À la mémoire de Gaston Bachelard.
Ce petit traité part de deux idées fondamentales. La première pose que la pensée fonctionne à l’aide d’un nombre fini de concepts-clés, lesquels peuvent être énumérés et élucidés. La seconde admet que ces concepts vont par paires, chacun possédant un « contraire » ni plus ni moins positif que lui-même.
Les concepts-clés de la pensée sont bien connus des philosophes qui les appellent des catégories et tentent parfois d’en établir la table. Aristote en distinguait dix : l’essence, la qualité, la quantité, la relation, l’action, la passion, le lieu, le temps, la situation et la manière d’être. Leibniz en comptait six : la substance, la quantité, la qualité, la relation, l’action et la passion. Kant admet douze catégories, soit quatre fondamentales, et, pour chacune d’elles, trois subordonnées. Cela donne :
1. quantité : unité, pluralité, totalité
2. qualité : réalité, négation, limitation
3. relation : substance-accident, cause-effet, réciprocité
4. modalité : possibilité, existence, nécessité
Enfin Octave Hamelin, dans son Essai sur les éléments principaux de la représentation (1907), établit la genèse successive de onze catégories, selon le schéma thèse-antithèse-synthèse :
Thèse : relation
Antithèse : nombre
Synthèse : temps
Antithèse : espace
Synthèse : mouvement
Antithèse : qualité
Synthèse : altération
Antithèse : spécification
Synthèse : causalité
Antithèse : finalité
Synthèse : personnalité
Il va de soi que plus le nombre des catégories est réduit, plus elles sont abstraites et plus l’effort de construction du philosophe est ambitieux. Les 114 concepts-clés présentés dans cet essai constituent au contraire un très modeste travail d’abstraction commandé par le souci d’embrasser la plus grande richesse concrète possible. C’est ainsi qu’on sera peut-être surpris de voir y figurer le chat et le chien, l’aulne et le saule, le cheval et le taureau, etc. C’est qu’au-delà des êtres concrets qu’ils désignent, ces concepts s’entourent d’une signification emblématique et symbolique considérable.

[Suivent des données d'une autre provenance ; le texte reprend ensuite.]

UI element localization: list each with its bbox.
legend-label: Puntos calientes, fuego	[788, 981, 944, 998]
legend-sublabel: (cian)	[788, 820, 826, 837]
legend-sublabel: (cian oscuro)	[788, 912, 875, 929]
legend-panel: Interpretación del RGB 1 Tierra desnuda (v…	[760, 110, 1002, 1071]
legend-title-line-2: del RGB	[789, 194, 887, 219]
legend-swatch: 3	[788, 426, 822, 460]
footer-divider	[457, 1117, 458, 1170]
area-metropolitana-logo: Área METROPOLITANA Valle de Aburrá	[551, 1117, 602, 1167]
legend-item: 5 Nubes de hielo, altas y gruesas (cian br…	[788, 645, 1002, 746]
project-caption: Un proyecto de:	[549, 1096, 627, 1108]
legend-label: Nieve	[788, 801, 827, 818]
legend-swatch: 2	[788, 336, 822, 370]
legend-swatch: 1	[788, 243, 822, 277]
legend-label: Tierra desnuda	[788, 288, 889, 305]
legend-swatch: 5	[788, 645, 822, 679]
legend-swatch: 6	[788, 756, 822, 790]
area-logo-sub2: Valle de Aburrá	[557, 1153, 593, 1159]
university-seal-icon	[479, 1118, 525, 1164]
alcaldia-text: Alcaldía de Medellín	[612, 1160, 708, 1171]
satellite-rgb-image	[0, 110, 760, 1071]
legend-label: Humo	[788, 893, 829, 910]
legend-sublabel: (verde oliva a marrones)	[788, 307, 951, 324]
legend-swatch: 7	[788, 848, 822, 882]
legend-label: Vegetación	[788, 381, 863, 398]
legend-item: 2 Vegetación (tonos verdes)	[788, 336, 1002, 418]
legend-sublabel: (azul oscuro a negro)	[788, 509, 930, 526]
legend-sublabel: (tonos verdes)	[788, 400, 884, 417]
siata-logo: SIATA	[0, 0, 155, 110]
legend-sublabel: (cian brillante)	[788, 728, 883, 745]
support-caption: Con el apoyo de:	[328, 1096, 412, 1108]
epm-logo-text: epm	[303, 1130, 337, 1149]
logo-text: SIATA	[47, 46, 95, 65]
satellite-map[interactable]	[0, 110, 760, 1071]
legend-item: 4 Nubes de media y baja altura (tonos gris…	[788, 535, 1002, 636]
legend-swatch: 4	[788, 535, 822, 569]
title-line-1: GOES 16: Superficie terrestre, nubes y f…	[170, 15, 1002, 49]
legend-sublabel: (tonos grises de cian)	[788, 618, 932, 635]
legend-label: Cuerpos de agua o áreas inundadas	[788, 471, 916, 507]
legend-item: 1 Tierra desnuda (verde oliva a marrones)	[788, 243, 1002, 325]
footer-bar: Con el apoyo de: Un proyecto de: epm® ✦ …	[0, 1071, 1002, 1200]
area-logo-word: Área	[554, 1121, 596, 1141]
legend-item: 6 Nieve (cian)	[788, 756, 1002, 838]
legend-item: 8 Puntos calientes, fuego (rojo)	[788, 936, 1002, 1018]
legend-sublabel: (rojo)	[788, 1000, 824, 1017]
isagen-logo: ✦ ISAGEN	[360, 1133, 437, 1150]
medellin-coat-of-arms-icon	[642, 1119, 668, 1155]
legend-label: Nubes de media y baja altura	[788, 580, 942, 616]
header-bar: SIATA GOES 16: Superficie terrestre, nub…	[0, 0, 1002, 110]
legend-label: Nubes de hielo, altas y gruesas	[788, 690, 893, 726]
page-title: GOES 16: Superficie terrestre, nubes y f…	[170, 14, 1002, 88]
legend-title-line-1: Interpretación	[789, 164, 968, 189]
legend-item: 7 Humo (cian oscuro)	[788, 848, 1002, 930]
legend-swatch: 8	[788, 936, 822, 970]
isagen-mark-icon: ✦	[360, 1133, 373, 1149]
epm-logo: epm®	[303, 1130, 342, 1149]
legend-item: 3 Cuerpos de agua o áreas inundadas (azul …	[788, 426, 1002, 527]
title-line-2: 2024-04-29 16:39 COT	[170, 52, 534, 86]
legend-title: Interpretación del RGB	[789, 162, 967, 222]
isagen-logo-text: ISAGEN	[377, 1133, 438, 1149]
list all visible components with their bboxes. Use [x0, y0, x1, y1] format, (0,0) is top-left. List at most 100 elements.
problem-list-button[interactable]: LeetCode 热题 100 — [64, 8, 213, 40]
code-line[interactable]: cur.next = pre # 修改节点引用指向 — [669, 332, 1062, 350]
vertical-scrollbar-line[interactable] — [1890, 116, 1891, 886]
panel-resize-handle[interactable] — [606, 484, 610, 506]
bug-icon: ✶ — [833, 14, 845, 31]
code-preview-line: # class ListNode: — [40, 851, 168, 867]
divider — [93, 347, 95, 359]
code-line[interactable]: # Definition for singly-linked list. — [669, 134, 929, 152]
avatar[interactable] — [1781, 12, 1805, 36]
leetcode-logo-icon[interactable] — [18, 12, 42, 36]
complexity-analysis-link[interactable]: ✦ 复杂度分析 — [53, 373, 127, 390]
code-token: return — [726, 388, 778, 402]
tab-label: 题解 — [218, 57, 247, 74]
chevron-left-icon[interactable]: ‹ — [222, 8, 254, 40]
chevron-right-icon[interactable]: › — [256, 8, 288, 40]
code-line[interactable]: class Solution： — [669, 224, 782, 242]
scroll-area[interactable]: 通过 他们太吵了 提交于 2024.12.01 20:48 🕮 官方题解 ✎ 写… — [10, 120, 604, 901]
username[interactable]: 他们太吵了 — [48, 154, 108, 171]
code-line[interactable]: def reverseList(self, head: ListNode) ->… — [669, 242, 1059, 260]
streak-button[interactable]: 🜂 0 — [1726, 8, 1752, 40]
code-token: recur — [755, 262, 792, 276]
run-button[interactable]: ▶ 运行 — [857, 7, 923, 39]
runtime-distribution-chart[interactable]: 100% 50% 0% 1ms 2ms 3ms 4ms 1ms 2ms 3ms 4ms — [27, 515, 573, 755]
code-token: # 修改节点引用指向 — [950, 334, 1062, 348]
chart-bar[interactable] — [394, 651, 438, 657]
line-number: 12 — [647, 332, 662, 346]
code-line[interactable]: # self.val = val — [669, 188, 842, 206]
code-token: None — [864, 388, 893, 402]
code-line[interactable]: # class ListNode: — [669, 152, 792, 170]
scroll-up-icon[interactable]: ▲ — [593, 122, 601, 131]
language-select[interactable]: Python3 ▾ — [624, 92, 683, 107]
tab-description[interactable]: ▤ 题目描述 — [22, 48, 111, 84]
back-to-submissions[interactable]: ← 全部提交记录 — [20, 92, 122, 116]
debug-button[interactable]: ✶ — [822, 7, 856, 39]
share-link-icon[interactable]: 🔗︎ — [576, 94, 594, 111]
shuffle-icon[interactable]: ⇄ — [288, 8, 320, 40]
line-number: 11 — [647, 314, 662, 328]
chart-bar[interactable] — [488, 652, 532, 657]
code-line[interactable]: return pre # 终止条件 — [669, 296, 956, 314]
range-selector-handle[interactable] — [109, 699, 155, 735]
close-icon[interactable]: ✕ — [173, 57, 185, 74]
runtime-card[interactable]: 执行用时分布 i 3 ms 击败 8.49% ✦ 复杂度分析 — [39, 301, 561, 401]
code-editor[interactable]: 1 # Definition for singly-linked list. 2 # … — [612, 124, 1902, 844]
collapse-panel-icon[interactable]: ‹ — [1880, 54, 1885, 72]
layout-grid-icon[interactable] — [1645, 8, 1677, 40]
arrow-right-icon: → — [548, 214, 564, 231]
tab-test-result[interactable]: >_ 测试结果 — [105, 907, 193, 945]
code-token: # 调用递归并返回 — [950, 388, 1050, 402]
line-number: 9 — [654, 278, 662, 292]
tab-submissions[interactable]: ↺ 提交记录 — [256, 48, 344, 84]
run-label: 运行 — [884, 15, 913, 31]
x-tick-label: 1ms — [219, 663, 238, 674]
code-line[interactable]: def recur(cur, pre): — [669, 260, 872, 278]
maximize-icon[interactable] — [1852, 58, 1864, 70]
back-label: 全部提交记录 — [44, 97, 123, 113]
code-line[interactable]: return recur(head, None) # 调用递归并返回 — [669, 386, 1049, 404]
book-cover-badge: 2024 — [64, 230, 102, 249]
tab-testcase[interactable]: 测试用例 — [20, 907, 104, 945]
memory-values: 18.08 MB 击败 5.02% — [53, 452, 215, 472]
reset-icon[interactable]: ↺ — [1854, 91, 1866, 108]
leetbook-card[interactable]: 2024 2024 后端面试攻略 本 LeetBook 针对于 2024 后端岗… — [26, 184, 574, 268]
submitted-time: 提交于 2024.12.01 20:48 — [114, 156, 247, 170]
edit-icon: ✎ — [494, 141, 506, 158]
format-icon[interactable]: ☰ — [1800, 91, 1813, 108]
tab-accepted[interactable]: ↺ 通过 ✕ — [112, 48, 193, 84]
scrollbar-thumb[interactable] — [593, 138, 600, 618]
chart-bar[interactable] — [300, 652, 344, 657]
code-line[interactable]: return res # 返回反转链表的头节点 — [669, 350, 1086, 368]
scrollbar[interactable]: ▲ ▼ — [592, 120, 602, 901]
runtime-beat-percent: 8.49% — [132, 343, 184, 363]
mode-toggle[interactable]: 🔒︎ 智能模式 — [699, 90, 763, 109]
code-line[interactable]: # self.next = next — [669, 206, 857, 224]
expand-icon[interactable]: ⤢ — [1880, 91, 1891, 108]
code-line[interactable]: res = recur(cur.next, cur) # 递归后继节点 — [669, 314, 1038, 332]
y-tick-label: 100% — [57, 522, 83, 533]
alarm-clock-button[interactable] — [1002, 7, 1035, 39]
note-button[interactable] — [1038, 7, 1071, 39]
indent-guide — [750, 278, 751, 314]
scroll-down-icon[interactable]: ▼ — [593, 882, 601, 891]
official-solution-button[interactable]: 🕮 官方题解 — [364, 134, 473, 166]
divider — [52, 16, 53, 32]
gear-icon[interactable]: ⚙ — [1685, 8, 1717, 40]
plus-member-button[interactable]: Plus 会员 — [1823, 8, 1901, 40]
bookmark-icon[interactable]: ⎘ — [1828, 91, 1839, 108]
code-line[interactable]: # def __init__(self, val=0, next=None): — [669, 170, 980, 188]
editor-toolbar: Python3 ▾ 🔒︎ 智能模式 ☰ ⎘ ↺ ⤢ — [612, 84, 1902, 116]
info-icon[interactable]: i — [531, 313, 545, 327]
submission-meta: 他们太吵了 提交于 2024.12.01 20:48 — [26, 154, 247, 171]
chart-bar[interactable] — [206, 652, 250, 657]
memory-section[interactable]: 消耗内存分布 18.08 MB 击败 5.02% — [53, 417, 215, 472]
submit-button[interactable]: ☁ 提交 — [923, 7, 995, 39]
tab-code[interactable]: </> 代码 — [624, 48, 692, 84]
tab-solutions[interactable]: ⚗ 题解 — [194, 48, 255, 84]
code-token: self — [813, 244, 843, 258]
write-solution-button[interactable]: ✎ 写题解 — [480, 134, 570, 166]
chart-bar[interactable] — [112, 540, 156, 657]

Comme dans d’autres tables de catégories, ces concepts sont accouplés par contraires. Mais il faut bien voir qu’il ne s’agit pas d’oppositions contradictoires.
À Dieu par exemple s’oppose le Diable, être parfaitement concret, et non pas l’absence de Dieu de l’athéisme. De même à l’Être s’oppose le Néant qu’illustrent des expériences vécues, et non pas le Non-Être. L’amitié est confrontée à l’amour, et non à l’indifférence, etc.
Cette démarche binaire s’est révélée extraordinairement féconde, et on peut dire que tout le livre en est sorti. On dirait qu’un concept isolé offre à la réflexion une surface lisse qu’elle ne parvient pas à entamer. Opposé à son contraire en revanche, il éclate ou devient transparent, et montre sa structure intime. La culture n’avoue sa force dissolvante qu’en présence de la civilisation. L’encolure du taureau est mise en évidence par la croupe du cheval. C’est grâce à la fourchette que la cuiller manifeste sa douceur maternelle. La lune ne nous dit ce qu’elle est qu’en plein soleil, etc.
Fallait-il tenter de dialectiser ces 114 idées à la manière d’Octave Hamelin, ou les laisser en vrac, comme un matériau de pensée à la fois disparate et disponible ? L’ordre de leur exposition constituait à lui seul un choix révélateur. Le parti fut donc pris d’aller du plus particulier au plus universel. On part du chat et du cheval pour aboutir à Dieu et à l’Être. Je me souviens d’une panoplie d’armes anciennes exposées contre un mur dans un château. On avait tout naturellement placé les armes les plus lourdes en bas, les plus légères en haut, de telle sorte qu’on montait de la massue à la hache et de l’épée à l’arc couronné de ses flèches empennées. Mais je ne suis pas sûr que l’Etre et Dieu soient plus légers que le chat et le chien…
Il est vrai que, si l’on considère la colonne de droite et celle de gauche, on peut déceler une vague affinité entre les concepts qui les composent respectivement. Entre le chien, la cave, le sédentaire, la droite et Dieu, entre le chat, le grenier, le nomade, la gauche et le Diable, etc., est-il permis de relever une parenté ? C’est là un jeu qui doit être laissé à la liberté du lecteur.